如果有人在加载TextVectorization 层的配置时询问自己如何获得dense 张量而不是ragged 张量,请尝试显式设置output_mode。该问题与最近的一个错误有关,其中 output_mode 在来自已保存的配置时未正确设置。
这会产生一个dense 张量:
text_dataset = tf.data.Dataset.from_tensor_slices([
"this is some clean text",
"some more text",
"even some more text"])
vectorizer = TextVectorization(max_tokens=10, output_mode='int', output_sequence_length = 10)
vectorizer.adapt(text_dataset.batch(1024))
print(vectorizer("this"))
pickle.dump({'config': vectorizer.get_config(),
'weights': vectorizer.get_weights()}
, open("tv_layer.pkl", "wb"))
from_disk = pickle.load(open("tv_layer.pkl", "rb"))
new_vectorizer = TextVectorization(max_tokens=from_disk['config']['max_tokens'],
output_mode='int',
output_sequence_length=from_disk['config']['output_sequence_length'])
new_vectorizer.adapt(tf.data.Dataset.from_tensor_slices(["xyz"]))
new_vectorizer.set_weights(from_disk['weights'])
print(new_vectorizer("this"))
tf.Tensor([5 0 0 0 0 0 0 0 0 0], shape=(10,), dtype=int64)
tf.Tensor([5 0 0 0 0 0 0 0 0 0], shape=(10,), dtype=int64)
这会在加载时产生 ragged 张量:
import tensorflow as tf
text_dataset = tf.data.Dataset.from_tensor_slices([
"this is some clean text",
"some more text",
"even some more text"])
vectorizer = TextVectorization(max_tokens=10, output_mode='int', output_sequence_length = 10)
vectorizer.adapt(text_dataset.batch(1024))
print(vectorizer("this"))
pickle.dump({'config': vectorizer.get_config(),
'weights': vectorizer.get_weights()}
, open("tv_layer.pkl", "wb"))
from_disk = pickle.load(open("tv_layer.pkl", "rb"))
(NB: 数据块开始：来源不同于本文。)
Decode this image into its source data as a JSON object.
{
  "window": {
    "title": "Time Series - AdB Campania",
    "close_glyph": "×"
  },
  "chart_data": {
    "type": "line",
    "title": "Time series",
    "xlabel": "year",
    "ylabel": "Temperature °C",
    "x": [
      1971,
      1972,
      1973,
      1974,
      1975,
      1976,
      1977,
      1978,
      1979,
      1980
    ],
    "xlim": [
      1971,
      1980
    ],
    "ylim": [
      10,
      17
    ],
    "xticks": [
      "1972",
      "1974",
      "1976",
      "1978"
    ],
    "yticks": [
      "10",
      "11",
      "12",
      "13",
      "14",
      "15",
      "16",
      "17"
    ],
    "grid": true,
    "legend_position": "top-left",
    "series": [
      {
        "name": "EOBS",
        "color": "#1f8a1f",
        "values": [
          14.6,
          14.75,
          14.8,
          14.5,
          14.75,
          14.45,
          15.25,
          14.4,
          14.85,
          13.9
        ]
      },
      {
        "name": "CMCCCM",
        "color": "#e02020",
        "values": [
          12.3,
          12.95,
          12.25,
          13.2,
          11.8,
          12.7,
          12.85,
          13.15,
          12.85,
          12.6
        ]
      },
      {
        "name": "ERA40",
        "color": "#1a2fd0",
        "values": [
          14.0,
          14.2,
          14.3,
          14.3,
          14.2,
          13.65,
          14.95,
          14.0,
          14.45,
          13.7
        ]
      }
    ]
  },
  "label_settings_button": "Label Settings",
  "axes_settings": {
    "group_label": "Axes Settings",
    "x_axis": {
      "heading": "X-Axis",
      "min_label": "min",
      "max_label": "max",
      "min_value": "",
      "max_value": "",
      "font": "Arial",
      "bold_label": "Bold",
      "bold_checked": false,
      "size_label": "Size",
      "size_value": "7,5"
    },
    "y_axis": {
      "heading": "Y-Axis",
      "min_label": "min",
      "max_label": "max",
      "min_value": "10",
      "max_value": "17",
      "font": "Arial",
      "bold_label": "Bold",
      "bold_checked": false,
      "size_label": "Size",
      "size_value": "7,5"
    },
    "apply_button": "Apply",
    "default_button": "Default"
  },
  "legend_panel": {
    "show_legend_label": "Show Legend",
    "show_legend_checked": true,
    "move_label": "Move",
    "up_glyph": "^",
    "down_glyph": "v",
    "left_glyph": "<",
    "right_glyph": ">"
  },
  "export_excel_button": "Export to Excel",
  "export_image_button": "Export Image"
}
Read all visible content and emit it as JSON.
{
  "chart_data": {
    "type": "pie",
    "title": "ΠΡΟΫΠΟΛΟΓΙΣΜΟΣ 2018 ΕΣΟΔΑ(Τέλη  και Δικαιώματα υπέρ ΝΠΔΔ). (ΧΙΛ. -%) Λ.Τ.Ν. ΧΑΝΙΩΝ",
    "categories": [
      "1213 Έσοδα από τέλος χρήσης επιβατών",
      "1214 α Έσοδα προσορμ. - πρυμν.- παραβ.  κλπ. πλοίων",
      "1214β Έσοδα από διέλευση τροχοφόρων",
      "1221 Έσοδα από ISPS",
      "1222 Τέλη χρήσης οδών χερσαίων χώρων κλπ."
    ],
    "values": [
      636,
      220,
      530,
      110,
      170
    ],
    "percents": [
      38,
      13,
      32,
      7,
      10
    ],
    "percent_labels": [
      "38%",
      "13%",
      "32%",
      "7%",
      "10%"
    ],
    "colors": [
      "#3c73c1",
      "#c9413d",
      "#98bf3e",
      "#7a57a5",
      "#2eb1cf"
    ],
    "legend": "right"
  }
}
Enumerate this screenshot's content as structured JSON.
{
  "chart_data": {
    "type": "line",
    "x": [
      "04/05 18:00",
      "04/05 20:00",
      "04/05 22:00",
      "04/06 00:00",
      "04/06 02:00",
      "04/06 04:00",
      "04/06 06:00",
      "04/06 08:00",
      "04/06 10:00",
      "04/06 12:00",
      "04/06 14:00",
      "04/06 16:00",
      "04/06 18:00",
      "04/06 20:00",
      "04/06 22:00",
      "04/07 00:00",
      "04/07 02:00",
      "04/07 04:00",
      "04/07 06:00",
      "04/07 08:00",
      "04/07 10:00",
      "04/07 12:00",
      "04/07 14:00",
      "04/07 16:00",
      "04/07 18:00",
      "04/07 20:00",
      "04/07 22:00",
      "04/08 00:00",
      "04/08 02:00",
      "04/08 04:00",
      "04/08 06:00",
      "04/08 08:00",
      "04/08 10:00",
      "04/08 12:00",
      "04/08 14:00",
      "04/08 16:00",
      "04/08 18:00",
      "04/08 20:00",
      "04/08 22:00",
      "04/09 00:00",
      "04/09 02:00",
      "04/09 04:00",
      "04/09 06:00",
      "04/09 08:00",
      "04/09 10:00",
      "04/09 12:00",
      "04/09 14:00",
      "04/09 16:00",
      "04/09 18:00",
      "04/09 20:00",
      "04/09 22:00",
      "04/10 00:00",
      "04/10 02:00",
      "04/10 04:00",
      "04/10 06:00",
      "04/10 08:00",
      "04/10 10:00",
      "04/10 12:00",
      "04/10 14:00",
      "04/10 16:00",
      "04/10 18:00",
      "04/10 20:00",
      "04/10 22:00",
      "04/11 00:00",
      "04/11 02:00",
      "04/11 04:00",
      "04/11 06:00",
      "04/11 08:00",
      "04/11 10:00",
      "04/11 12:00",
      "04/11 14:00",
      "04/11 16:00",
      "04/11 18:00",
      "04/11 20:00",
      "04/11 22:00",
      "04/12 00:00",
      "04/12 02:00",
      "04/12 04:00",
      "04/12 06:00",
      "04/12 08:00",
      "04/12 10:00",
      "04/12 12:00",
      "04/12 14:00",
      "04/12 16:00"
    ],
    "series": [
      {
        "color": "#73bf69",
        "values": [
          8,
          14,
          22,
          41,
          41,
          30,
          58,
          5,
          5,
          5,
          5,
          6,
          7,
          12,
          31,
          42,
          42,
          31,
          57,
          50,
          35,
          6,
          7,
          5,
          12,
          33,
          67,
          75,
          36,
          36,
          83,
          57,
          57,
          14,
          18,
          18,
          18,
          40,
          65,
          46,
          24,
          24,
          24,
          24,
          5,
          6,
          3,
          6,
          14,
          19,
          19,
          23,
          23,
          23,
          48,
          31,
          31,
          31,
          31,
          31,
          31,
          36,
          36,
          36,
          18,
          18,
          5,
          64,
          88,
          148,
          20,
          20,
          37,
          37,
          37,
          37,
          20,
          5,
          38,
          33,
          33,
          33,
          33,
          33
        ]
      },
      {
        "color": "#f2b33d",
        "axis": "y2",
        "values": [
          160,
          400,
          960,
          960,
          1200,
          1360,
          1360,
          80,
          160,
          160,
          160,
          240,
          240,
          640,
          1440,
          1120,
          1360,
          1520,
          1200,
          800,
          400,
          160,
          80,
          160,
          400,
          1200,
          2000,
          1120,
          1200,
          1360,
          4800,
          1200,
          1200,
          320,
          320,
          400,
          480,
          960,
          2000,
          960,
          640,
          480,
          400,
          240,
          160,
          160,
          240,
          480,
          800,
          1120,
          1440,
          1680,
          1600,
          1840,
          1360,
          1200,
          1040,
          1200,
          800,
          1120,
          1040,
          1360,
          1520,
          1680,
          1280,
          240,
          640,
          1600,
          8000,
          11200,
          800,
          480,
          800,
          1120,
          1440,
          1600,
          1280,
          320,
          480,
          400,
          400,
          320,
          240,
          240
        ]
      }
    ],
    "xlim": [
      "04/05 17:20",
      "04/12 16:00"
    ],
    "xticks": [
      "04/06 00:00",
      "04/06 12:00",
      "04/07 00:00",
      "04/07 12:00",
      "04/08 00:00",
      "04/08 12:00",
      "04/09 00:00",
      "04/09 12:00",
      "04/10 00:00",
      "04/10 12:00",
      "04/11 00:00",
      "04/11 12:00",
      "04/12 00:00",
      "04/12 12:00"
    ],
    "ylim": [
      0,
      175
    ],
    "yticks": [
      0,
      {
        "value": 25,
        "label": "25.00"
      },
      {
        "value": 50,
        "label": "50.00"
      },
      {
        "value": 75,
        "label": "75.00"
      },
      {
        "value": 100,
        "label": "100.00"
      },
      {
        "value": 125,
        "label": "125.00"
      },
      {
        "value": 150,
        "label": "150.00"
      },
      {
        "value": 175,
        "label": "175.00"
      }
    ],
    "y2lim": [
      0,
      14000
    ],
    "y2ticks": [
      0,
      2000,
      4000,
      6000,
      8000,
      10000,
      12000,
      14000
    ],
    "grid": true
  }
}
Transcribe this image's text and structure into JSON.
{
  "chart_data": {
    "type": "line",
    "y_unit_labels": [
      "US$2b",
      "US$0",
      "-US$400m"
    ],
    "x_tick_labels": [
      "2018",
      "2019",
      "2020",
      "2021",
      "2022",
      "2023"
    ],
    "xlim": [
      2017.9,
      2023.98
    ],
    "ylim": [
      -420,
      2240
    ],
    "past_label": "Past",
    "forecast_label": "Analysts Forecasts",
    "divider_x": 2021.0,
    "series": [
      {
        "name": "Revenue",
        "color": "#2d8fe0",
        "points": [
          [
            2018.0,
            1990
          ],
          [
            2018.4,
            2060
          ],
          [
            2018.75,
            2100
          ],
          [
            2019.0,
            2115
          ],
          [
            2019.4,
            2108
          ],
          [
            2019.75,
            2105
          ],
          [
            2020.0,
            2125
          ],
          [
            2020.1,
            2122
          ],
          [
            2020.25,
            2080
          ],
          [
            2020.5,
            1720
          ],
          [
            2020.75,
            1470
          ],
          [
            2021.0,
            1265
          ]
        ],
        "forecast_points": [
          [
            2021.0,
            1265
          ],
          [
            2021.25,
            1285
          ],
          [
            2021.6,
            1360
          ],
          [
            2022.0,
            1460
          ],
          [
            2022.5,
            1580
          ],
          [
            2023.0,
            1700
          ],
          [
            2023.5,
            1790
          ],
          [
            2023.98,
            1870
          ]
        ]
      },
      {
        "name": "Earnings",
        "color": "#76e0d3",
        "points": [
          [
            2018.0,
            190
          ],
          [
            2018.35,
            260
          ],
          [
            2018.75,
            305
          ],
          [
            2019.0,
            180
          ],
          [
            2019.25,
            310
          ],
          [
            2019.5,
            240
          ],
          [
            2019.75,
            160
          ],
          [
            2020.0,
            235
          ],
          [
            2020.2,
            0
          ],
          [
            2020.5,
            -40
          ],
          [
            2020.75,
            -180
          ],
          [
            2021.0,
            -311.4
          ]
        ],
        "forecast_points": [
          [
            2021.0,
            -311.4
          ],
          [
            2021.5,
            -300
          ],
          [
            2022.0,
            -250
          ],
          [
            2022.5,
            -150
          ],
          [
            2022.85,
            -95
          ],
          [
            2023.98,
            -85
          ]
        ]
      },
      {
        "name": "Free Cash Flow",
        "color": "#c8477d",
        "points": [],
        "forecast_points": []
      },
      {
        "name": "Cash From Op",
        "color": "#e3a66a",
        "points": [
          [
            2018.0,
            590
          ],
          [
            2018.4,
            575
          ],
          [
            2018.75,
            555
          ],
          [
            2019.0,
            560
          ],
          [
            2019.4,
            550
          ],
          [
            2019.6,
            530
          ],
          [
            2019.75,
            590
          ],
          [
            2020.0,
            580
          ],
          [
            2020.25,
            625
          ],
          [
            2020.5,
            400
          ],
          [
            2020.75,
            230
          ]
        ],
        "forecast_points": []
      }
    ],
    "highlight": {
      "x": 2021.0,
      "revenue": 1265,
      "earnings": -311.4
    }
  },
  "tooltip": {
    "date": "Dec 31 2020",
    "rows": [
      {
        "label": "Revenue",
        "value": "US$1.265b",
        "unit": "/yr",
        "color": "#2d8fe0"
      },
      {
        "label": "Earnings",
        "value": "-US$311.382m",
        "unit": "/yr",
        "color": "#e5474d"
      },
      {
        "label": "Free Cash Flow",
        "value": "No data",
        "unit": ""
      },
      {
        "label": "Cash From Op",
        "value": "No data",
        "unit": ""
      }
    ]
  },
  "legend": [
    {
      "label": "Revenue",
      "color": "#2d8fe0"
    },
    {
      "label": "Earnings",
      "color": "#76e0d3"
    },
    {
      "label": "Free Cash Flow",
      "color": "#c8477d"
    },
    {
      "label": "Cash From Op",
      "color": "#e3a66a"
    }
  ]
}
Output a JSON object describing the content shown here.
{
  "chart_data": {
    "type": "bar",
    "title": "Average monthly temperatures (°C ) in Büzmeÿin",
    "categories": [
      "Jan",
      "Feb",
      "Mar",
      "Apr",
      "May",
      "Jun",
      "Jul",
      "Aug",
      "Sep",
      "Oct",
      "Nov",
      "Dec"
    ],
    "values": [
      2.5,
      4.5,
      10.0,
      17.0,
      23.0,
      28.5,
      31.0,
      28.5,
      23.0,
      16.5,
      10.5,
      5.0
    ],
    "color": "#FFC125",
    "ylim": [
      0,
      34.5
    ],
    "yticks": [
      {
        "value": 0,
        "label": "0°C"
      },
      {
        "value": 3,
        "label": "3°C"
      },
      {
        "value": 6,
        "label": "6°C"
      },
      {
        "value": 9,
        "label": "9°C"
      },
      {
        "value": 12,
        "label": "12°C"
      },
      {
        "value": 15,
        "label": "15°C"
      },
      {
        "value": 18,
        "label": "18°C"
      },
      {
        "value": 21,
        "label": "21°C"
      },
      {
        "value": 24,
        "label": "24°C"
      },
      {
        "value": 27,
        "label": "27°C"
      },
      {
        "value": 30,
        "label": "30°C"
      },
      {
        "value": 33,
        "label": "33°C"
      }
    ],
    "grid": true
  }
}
new_vectorizer = TextVectorization(max_tokens=from_disk['config']['max_tokens'],
output_mode=from_disk['config']['output_mode'],
output_sequence_length=from_disk['config']['output_sequence_length'])
new_vectorizer.adapt(tf.data.Dataset.from_tensor_slices(["xyz"]))
new_vectorizer.set_weights(from_disk['weights'])
print(new_vectorizer("this"))
tf.Tensor([5 0 0 0 0 0 0 0 0 0], shape=(10,), dtype=int64)
tf.Tensor([5], shape=(1,), dtype=int64)